What is Obstetric Fistula? Obstetric fistula is a hole between the vagina and bladder or between the vagina and rectum that occurs after a woman experiences prolonged and obstructed (blocked) labour. The difficult labour is usually due to malpositioning of the fetus in the uterus or a pelvis that is too small compared to the size of the fetal head. The fetus will apply pressure to the uterus in its struggle to get out, causing a fistula to develop. In severe cases, a fistula can occur between both the vagina and bladder and the vagina and rectum (double fistula).
The baby is usually stillborn and the mother constantly leaks waste products (urine of feces) from her privates. Obstetric fistula is entirely preventable by a C-section. However, due to poverty and other barriers women who experience fistula are unable to receive a C-section when their labour become complicated.

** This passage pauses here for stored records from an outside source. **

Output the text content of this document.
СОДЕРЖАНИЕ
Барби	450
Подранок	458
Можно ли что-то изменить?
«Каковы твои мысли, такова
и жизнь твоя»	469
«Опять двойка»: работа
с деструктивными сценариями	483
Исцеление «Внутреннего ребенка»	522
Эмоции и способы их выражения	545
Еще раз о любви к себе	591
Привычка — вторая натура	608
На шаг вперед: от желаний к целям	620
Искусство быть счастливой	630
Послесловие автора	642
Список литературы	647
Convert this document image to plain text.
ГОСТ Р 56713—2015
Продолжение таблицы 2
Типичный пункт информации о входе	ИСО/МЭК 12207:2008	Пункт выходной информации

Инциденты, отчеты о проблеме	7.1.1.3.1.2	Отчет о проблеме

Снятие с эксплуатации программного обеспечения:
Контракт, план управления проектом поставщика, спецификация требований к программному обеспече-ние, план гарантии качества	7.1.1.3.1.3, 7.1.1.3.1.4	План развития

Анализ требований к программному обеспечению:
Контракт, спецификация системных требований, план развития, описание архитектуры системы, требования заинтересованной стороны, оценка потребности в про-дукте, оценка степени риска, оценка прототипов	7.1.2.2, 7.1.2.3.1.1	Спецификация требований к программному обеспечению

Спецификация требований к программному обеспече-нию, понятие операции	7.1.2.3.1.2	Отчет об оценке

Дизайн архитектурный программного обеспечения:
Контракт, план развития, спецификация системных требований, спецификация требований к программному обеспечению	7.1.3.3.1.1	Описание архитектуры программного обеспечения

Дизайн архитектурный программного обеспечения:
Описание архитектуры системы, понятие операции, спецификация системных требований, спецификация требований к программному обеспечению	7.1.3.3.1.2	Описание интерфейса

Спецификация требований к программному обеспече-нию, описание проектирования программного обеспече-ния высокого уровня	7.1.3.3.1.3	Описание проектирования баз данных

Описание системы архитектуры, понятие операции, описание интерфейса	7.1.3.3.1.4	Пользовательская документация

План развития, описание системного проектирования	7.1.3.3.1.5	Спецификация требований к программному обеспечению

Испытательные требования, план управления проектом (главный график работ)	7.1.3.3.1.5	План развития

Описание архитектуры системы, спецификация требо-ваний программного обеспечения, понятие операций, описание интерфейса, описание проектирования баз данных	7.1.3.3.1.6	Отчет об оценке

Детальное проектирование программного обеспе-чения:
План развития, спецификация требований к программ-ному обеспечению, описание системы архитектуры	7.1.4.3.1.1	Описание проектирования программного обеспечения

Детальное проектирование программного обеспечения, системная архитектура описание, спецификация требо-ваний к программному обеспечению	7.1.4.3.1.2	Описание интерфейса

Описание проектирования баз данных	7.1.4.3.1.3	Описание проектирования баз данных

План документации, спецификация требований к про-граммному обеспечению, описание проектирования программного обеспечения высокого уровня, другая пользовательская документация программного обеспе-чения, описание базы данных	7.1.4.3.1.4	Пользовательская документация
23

Types of Obstetric Fistula
A fistula between the bladder and the vagina. This results in involuntary discharge of urine. Vesico-vaginal fistula is the most common type of obstetric fistula.
A fistula between the rectum and the vagina. This results in involuntary discharge of feces.
Other Types of Fistula
A fistula that occurs as a result of rape or sexual violence. This type of fistula can exist between the vagina, bladder, rectum, or both.
Fistula can sometimes result from surgical accidents such as during a caesarean section if the surgeon accidentally cuts the bladder or rectum.
Effects of Obstetric Fistula
In most cases, the pressure that creates the fistula also kills the child, leading the mother to give birth to a stillborn. The fistula leaves the woman incontinent: involuntary excretion of urine, feces or both. Due to the smell created by incontinence families, friends, and communities almost always outcast the victim. The traumatic experience, as well as social segregation leads to depression and low self-esteem in the patient. Physical effects of fistula range from skin infections, kidney disorders to worst case scenarios, death.